With points A,B,C,D,E,F,H this gives a 5-partition of the triangle.

I'm not even sure that there aren't more points that can be added. I've
found at least several points that can be added if all the lengths are

Of course, this is not quite as magic as it might appear, since DE is
parallel to BC and DF is parallel to AC.


I have a fairly simple algorithm to search for small integer-sided
triangles which can be partitioned into two smaller integer-sided
triangles. To recap a part of my earlier message:

Given a triangle with sides in the proportion R:S:T, we want to divide
the T edge at an integer point so that the distance from this point to
the opposite vertex is also an integer. The parametric solution which I
derived is (written somewhat differently)

  D1 = (R+S+T)*(R-S+T)
  D2 = (S-T+R)*(T-R+S)
  D3 = (R+S+T)*(T-R+S)
  D4 = (S-T+R)*(R-S+T)

  D2*v < u < D3*v

  x = u^2 + D1*D2*v^2
  y = (u + D1*v)*(u - D2*v)
  z = 4T*u*v
  T*z-y = (D4*v + u)*(D3*v - u)

corresponding to the partition

        / \ .
       /   \  .
   R*z/     \   .S*z
     /      x\    .
    /         \     .
   /           \      .
        y         T*z-y

As I noted before, any common divisor of x,y,z can be factored out.
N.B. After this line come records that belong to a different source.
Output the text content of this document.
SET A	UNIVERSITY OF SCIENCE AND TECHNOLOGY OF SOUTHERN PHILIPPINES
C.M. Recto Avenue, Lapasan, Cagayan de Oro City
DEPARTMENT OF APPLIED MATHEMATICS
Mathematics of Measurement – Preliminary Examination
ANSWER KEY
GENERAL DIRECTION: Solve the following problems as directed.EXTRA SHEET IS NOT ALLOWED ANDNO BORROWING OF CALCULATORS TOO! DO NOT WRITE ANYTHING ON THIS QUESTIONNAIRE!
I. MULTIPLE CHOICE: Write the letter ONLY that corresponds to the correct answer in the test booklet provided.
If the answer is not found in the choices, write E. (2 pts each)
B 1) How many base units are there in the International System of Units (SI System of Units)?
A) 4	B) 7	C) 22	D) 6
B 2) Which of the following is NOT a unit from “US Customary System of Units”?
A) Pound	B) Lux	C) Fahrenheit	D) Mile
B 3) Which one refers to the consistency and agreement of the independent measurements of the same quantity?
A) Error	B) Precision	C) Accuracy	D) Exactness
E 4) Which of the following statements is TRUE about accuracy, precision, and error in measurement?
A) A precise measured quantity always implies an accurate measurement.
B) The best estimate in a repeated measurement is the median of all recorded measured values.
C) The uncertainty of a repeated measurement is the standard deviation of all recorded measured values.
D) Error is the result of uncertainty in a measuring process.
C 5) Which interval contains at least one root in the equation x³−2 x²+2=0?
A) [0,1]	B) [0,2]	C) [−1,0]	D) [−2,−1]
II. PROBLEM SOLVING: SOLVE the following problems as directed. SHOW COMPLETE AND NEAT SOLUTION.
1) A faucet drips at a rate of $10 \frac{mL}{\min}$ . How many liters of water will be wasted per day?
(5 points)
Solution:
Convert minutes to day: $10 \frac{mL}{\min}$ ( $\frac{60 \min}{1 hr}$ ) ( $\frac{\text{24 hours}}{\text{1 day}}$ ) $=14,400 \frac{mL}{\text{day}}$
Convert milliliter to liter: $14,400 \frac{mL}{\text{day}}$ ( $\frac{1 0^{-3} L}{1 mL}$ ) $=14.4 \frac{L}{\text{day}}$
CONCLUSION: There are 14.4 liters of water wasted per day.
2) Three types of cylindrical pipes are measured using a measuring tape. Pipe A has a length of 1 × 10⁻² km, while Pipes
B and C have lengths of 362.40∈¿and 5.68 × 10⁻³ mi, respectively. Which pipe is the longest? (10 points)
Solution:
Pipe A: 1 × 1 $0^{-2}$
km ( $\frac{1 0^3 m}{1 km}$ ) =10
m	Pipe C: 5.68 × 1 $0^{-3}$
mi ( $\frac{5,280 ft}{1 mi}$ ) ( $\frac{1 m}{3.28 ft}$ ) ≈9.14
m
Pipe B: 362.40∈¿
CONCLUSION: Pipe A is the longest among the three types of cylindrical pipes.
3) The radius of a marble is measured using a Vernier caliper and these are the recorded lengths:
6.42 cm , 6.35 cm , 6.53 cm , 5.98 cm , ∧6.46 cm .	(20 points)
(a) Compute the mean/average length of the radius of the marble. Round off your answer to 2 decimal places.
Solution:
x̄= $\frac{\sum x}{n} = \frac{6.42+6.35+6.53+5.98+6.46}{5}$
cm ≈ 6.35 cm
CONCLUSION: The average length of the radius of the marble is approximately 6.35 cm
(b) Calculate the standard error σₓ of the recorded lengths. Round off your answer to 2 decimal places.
The
perimeter of this triangle is (R+S+T)*z, thus for any given values of
R,S,T, the solution with the smallest perimeter will be the one with the
smallest value of z. Apart from the issue of common factors, this
implies that u and v should be chosen to be as small as possible. Now
suppose that p is a common prime divisor of y and z. Then p also divides
T*z-y. Thus, p must divide one of the factors u + D1*v or u - D2*v of y,
and also one of the factors D4*v + u and D3*v - u of T*z-y. If p divides
u + D1*v and D4*v + u, then it also divides (D1-D4)*v. If it divides v,
then it also divides u, thus assuming u and v are coprime, p must divide
D1-D4 = 2T*(R-S+T). Using the other possible pairs of factors, we can
conclude that p must divide one of

  D1-D4 = 2T*(R-S+T)
  D1+D3 = 2T*(R+S+T)
  D3-D2 = 2T*(T-R+S)
  D4+D2 = 2T*(S-T+R)

If p divides D1*D2 = D3*D4, then it must also divide u. If p does not
divide u, then it must divide 2T and cannot divide R^2-S^2.

I have chosen (for the moment) to ignore the primes dividing 2T. My
algorithm works as follows. For each divisor g of D1*D2, let u be the
smallest multiple of g which is larger than D1. If g is odd and u does
not have the same parity as D1*D2, then replace u by u+g; this ensures
that a factor of 4 can always be removed. If u is not less than D3, go
to the next iteration. Then let v = 1 and calculate x,y,z. Factor out
the gcd of x,y,z (which will always be a multiple of g). Find the result
for which the final value of z is smallest.

I have found several new results with this algorithm. This includes a
2-partition smaller than the [7,7,13] or [6,8,10], namely that the
[6,4,5] triangle can be partitioned into a [6,4,4] and a [4,4,1]. This
is obtained from the above using R:S:T = 6:4:5 and (u,v) = (35,1). There
is also a 4-partition constructible as follows. Start with triangle ABC

  AB = 15
  AC = 18
  BC = 12

Add D on AB so that

  AD = 12
  DB = 3
  CD = 12

Add E on AC so that

  AE = 10
  EC = 8
  DE = 8

Add F on AD so that

  AF = 3
  FD = 9
  EF = 8

The resulting triangles are pairwise dissimilar, albeit three of them
are isosceles and ADE is similar to ACB.

It is also possible to add another point G on AE with

  AG = 2
  GE = 8
  FG = 2

but there are two pairs of similar triangles here.

All of these results have been derived from triangles similar to
[6,5,4], which appears to be an amazingly good source of solutions.


Of course, there is one other aspect of the 4-partition problem that I
haven't attempted to approach yet. A triangle can also be 4-partitioned
by choosing one point  on each edge and drawing the three edges
connecting these points. I'm not sure even how to begin analyzing this
type of 4-partition.

This raises an interesting question. The 4-partitions that I have
analyzed are all created by applying the following operation three

  O1. Draw a line from a vertex of a triangle to a point on the opposite

As noted above, this does not generate all possible partitions of a
triangle into smaller triangles. We need at least one other operation:

  O2. Choose one point on each edge of a triangle and draw the three
edges connecting these points.

Are these two operations sufficient to construct all possible partitions
of a triangle into smaller triangles, or is there a partition that
cannot be constructed in this way?